Spark SQL Function Development Example

1. Create a project
Create a Maven project and introduce hive-exec dependencies. Use the mvn command line to create the project, or you can create it through the IDEA tool, where groupId and artifactId are replaced with your own definition name.
mvn archetype:generate -DgroupId=com.example -DartifactId=demo-hive -Dveriosn=1.0-SNAPSHOT -Dpackage=com.example

2. Writing code
Introduce hive-exec and junit test pom dependencies.
<dependencies>
<dependency>
<groupId>org.apache.hive</groupId>
<artifactId>hive-exec</artifactId>
<version>2.3.8</version>
<exclusions>
<exclusion>
<groupId>org.pentaho</groupId>
<artifactId>pentaho-aggdesigner-algorithm</artifactId>
</exclusion>
<exclusion>
<groupId>javax.servlet</groupId>
<artifactId>servlet-api</artifactId>
</exclusion>
<exclusion>
<groupId>org.eclipse.jetty.orbit</groupId>
<artifactId>javax.servlet</artifactId>
</exclusion>
</exclusions>
</dependency>
<dependency>
<groupId>junit</groupId>
<artifactId>junit</artifactId>
<version>4.11</version>
<scope>test</scope>
</dependency>
</dependencies>
Create a Java class in the src/main/java/com/example directory, extend the org.apache.hadoop.hive.ql.exec.UDF class, write the evaluate method, and implement the specific behavior of the self-defined function, e.g., convert the input string to uppercase.
package com.example;

import org.apache.hadoop.hive.ql.exec.UDF;

public class UppercaseUDF extends UDF {
public String evaluate(String input) {
return input.toUpperCase();
}
}
3. Compiling and Packaging
Import the Maven packaging plugin.
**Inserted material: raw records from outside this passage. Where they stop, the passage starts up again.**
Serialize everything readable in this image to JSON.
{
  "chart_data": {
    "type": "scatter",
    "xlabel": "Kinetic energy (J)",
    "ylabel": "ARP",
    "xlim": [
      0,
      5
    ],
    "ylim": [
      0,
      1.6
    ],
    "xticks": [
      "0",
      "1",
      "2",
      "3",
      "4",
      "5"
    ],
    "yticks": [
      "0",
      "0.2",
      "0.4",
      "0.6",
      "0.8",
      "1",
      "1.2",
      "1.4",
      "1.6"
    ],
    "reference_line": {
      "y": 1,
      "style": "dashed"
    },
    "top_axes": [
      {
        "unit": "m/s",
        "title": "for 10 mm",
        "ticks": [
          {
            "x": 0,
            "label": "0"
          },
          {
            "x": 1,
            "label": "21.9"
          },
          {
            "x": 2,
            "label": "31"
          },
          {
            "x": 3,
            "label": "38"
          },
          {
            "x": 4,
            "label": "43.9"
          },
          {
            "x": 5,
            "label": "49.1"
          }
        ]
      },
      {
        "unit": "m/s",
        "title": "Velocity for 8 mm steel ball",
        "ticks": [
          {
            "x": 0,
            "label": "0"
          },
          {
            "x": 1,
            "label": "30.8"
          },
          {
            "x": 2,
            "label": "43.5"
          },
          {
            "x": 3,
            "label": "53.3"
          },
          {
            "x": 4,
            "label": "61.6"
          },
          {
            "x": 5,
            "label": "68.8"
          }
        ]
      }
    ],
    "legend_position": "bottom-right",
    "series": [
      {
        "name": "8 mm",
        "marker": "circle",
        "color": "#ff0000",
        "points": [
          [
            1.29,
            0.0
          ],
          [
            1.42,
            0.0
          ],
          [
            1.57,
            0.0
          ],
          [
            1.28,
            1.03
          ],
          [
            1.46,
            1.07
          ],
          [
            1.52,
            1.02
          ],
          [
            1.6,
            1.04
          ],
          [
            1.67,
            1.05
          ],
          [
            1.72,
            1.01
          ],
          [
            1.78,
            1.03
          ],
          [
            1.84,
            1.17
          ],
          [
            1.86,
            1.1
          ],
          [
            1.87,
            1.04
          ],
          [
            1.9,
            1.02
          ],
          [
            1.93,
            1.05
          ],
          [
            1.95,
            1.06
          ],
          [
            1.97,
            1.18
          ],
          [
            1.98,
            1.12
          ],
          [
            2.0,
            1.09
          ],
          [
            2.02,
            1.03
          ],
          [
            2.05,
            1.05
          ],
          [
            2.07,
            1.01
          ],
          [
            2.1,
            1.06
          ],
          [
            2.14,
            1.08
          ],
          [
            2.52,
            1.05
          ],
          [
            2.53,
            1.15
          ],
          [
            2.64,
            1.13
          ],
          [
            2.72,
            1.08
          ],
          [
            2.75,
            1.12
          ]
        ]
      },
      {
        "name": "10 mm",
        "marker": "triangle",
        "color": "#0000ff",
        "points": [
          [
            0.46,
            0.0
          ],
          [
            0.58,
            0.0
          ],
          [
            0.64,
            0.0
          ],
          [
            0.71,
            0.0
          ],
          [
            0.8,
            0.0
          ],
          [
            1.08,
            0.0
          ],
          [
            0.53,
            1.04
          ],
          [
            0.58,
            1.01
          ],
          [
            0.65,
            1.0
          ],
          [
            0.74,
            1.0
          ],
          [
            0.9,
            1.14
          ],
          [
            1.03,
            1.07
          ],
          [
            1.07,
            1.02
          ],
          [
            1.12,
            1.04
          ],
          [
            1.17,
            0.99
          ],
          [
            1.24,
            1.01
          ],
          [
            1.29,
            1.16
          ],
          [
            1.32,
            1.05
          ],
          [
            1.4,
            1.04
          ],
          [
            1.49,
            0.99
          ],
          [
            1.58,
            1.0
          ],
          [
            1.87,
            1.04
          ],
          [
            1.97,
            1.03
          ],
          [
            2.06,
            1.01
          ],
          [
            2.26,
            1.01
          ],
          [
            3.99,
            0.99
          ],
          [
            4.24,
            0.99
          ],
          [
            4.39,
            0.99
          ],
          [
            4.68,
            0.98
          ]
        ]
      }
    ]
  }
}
In the project root path, run the mvn package command for compilation and packaging. The generated package name is: demo-hive-1.0-SNAPSHOT.jar.
<build>
<plugins>
<plugin>
<groupId>org.apache.maven.plugins</groupId>
<artifactId>maven-compiler-plugin</artifactId>
<version>3.8.1</version>
<configuration>
<source>1.8</source>
<target>1.8</target>
</configuration>
</plugin>
<!--(start) for package jar with dependencies -->
<plugin>
<groupId>org.apache.maven.plugins</groupId>
<artifactId>maven-assembly-plugin</artifactId>
<version>3.0.0</version>
<configuration>
<archive>
<!--Specify the class where the main method is located-->
<manifest>
<mainClass>com.example.UppercaseUDF</mainClass>
</manifest>
</archive>
<!--Do not change jar-with-dependencies-->
<descriptorRefs>
<descriptorRef>jar-with-dependencies</descriptorRef>
</descriptorRefs>
<appendAssemblyId>false</appendAssemblyId>
</configuration>
<executions>
<execution>
<id>make-assembly</id> <!-- this is used for inheritance merges -->
<phase>package</phase> <!-- bind to the packaging phase -->
<goals>
<goal>single</goal>
</goals>
</execution>
</executions>
</plugin>
<!--(end) for package jar with dependencies -->
</plugins>
</build>

<repositories>
<repository>
<id>alimaven</id>
<name>aliyun maven</name>
<url>http://maven.aliyun.com/nexus/content/groups/public/</url>
</repository>
</repositories>
Run the mvn package command:
mvn package -Dmaven.test.skip=true
4. Function Operations
Enter the WeData function development page, create a custom function, fill in the fully qualified class path name: com.example.UppercaseUDF, select the corresponding resource file, which is the jar package implementing the custom function code. If there is no resource file, create the resource first.
4.1 Resource Upload:
Upload the demo-hive-1.0-SNAPSHOT.jar function package through the resource management feature.



4.2 Function Creation:
Create a Spark SQL function through the function development feature.

Example Function Information:
Information
Content
Categorizing functions
other functions
Class name
com.example.UppercaseUDF
function file
Select resource file
resource file
demo-hive-1.0-SNAPSHOT.jar
Command Syntax
UppercaseUDF(col)
Usage Instructions
Convert input string to uppercase format
Parameter Description
Input string type parameter
Return Values
Output string uppercase
4.3 Function Usage:
In the Development Space, create a new SQL file and use the successfully created function to verify its feature.


DLC SQL Function Development Example

You can use the above UppercaseUDF example to perform DLC function creation and use.